GW: And that's what leads to opening up, bringing in other people?
IM: I think so, it's hard to go from working by yourself to working as a pair, it's an ego thing I guess. But once you let go of that, you realise how much better it is and how much more fun it is, and how you can do stuff which you never expected. Your work, becomes so broad, you can start doing stuff you never thought you might do. So I think that's why we would like to work with other people. And I think the wood and the arboretum does give us that wonderful opportunity, like we have something of interest.
GW: Is there a relationship to how you might form the arboretum here in terms of how you locate the knowledge, how you choose which plant or trees or which people or which projects?
IM: Exactly. Well we're still working through how that process is going to work really because obviously you could be quite scientific about it and have like a list of trees to tick off, for example the next one on the list is in South America, so we have to go there and collect it. Or it can be a little bit more like that 'Chinese Arboretum', a little bit more natural and just people recommending us to go and find trees in this place and that place, a little bit more intuitively led, I don't know.
HM: I think that there are certain kinds of trees that we want in our wood just because, well for me because aesthetically I want to have them and also I do have an idea of what this arboretum might look like in fifty years' time, you know. And also there's something else about the arboretum, which is this sort of slight Victorian-ness, a control of nature. For the Victorians it was the thing, to have an arboretum, if you were a very posh Victorian. You just need to go up to Port Meirion, Clough Williams-Ellis created this whole landscape based on his grand tours. It's all manmade really, and I rather like that and I'd like to do a bit of that, it's quite serendipitous in terms of what you were suggesting. You could also construe that as being quite a naive way to collect trees because they might not actually survive in this climate and so it might not look good, and at the end of the day I'm an artist and I want it to look good and create the atmosphere that I want. And, we've been doing research in terms of what native trees there might be, but I really I like the idea of putting some non-native trees in, I mean down the road, just near the pub, there's a Gingko. I like the control that I might have in introducing something like that, seeing what might happen.
GW: Is there a class issue within the tree structures then, because the arboretum is almost like a display of control that separates classes in some way? It could come down to the idea of having a pampas grass in your front garden that distinguishes you as a certain level in society or can that vanish in the wood in a way?

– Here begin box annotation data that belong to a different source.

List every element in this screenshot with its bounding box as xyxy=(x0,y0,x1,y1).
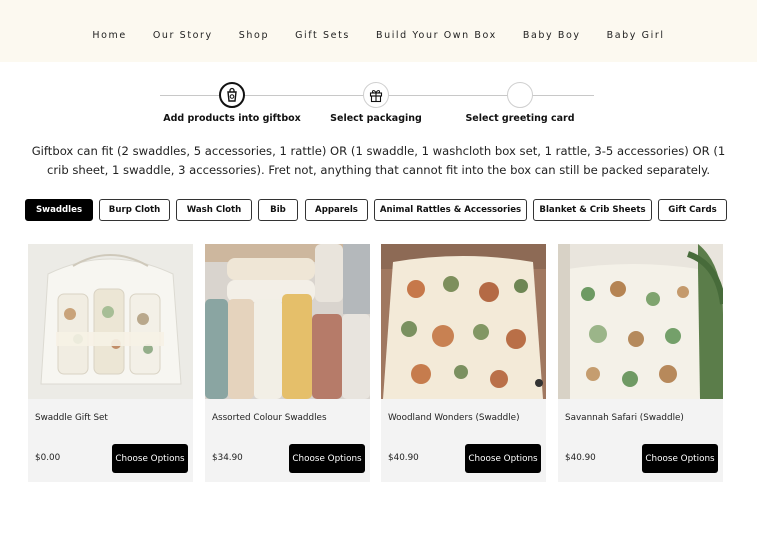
product-card[interactable]: Savannah Safari (Swaddle) $40.90 Choose … xyxy=(558,244,723,482)
filter-wash-cloth[interactable]: Wash Cloth xyxy=(176,199,252,221)
product-name[interactable]: Assorted Colour Swaddles xyxy=(212,413,327,423)
product-image[interactable] xyxy=(28,244,193,399)
filter-animal-rattles-accessories[interactable]: Animal Rattles & Accessories xyxy=(374,199,527,221)
product-price: $40.90 xyxy=(565,453,596,463)
giftbox-steps: Add products into giftbox Select packagi… xyxy=(160,80,594,126)
product-price: $34.90 xyxy=(212,453,243,463)
step-select-greeting-card[interactable]: Select greeting card xyxy=(450,80,590,124)
filter-bib[interactable]: Bib xyxy=(258,199,298,221)
choose-options-button[interactable]: Choose Options xyxy=(112,444,188,473)
filter-apparels[interactable]: Apparels xyxy=(305,199,368,221)
step-label: Add products into giftbox xyxy=(163,113,301,124)
top-navigation: Home Our Story Shop Gift Sets Build Your… xyxy=(0,0,757,62)
filter-burp-cloth[interactable]: Burp Cloth xyxy=(99,199,170,221)
nav-link-baby-girl[interactable]: Baby Girl xyxy=(594,30,678,41)
product-name[interactable]: Swaddle Gift Set xyxy=(35,413,108,423)
step-add-products[interactable]: Add products into giftbox xyxy=(162,80,302,124)
product-name[interactable]: Woodland Wonders (Swaddle) xyxy=(388,413,520,423)
nav-links: Home Our Story Shop Gift Sets Build Your… xyxy=(0,30,757,41)
empty-circle-icon xyxy=(507,82,533,108)
product-card[interactable]: Swaddle Gift Set $0.00 Choose Options xyxy=(28,244,193,482)
product-name[interactable]: Savannah Safari (Swaddle) xyxy=(565,413,684,423)
product-bag-icon xyxy=(219,82,245,108)
nav-link-gift-sets[interactable]: Gift Sets xyxy=(282,30,363,41)
choose-options-button[interactable]: Choose Options xyxy=(642,444,718,473)
product-card[interactable]: Assorted Colour Swaddles $34.90 Choose O… xyxy=(205,244,370,482)
product-image[interactable] xyxy=(381,244,546,399)
choose-options-button[interactable]: Choose Options xyxy=(465,444,541,473)
step-label: Select packaging xyxy=(330,113,422,124)
product-price: $0.00 xyxy=(35,453,61,463)
product-card[interactable]: Woodland Wonders (Swaddle) $40.90 Choose… xyxy=(381,244,546,482)
filter-swaddles[interactable]: Swaddles xyxy=(25,199,93,221)
product-image[interactable] xyxy=(205,244,370,399)
nav-link-our-story[interactable]: Our Story xyxy=(140,30,226,41)
giftbox-capacity-description: Giftbox can fit (2 swaddles, 5 accessori… xyxy=(31,144,726,177)
product-image[interactable] xyxy=(558,244,723,399)
choose-options-button[interactable]: Choose Options xyxy=(289,444,365,473)
gift-box-icon xyxy=(363,82,389,108)
nav-link-home[interactable]: Home xyxy=(79,30,139,41)
step-select-packaging[interactable]: Select packaging xyxy=(306,80,446,124)
nav-link-shop[interactable]: Shop xyxy=(226,30,282,41)
filter-gift-cards[interactable]: Gift Cards xyxy=(658,199,727,221)
product-price: $40.90 xyxy=(388,453,419,463)
step-label: Select greeting card xyxy=(465,113,575,124)
nav-link-build-your-own-box[interactable]: Build Your Own Box xyxy=(363,30,510,41)
nav-link-baby-boy[interactable]: Baby Boy xyxy=(510,30,594,41)
filter-blanket-crib-sheets[interactable]: Blanket & Crib Sheets xyxy=(533,199,652,221)
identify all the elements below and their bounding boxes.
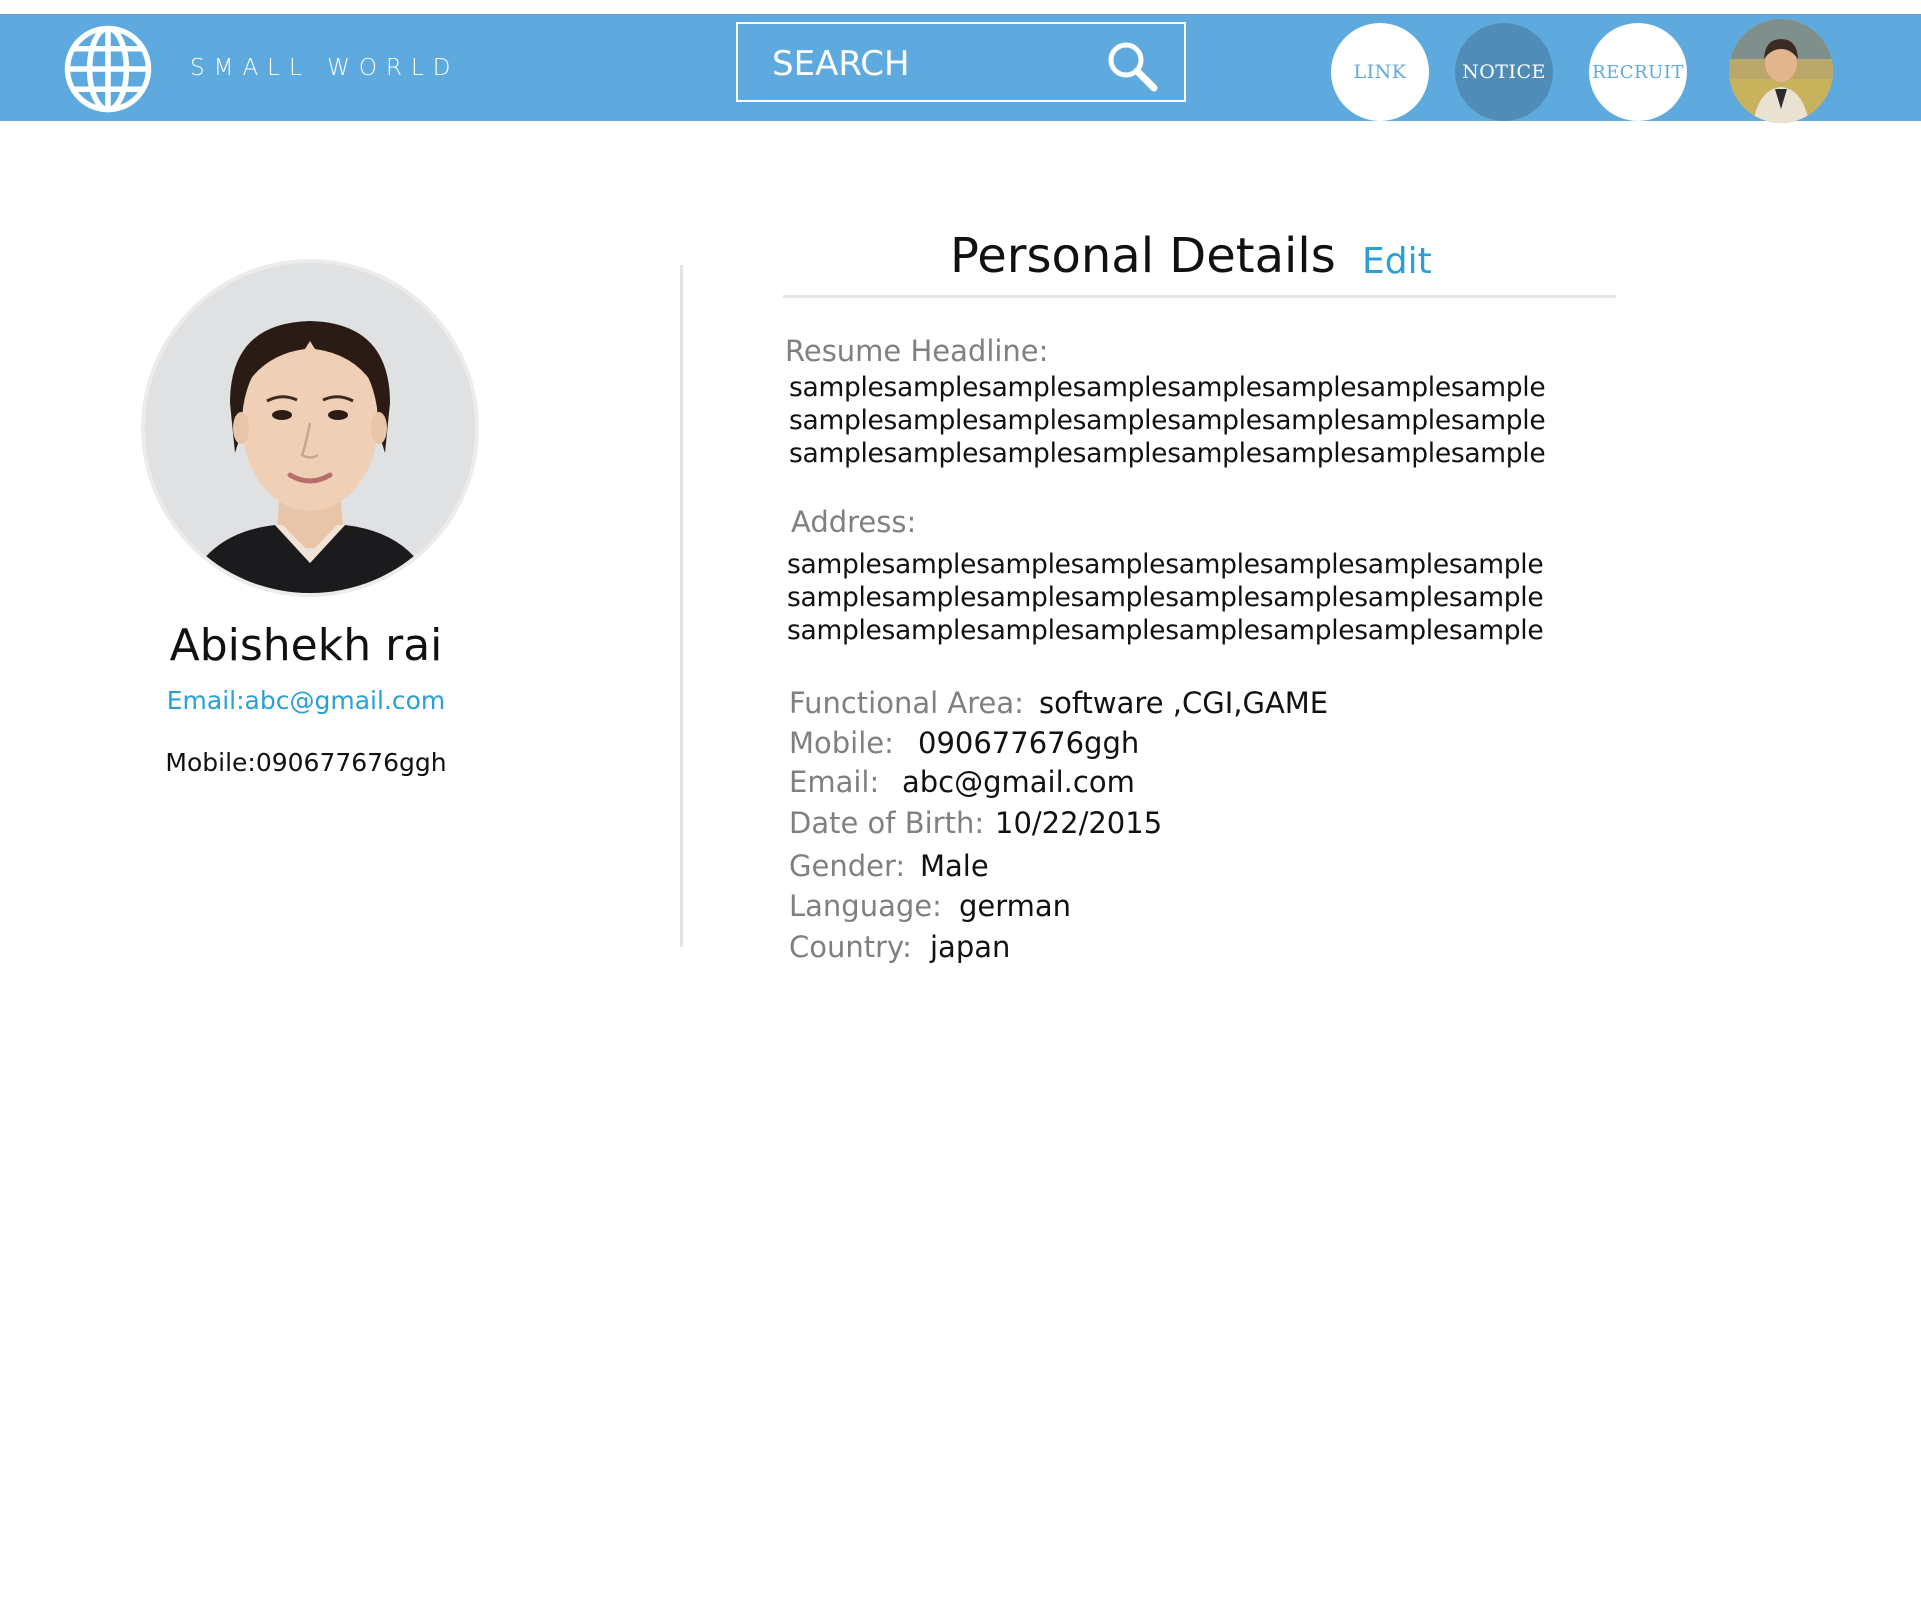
search-icon[interactable] xyxy=(1104,38,1160,94)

HM: I think it's more to do with having a grand idea, having a big idea. I suppose that's Victorian in a sense as well, thinking in the long-term. I'm thinking about fifty years time and I'm thinking about being buried here and having a lovely great, big headstone, Ivan's going to have a big, huge tower.
IM: A phallic tower. I'd like my body to be shot out of it in a rocket, but the big tower stays as a monument to that event.
HM: Having a big idea, that's how we approach most of our work, not being phased by having a massive idea.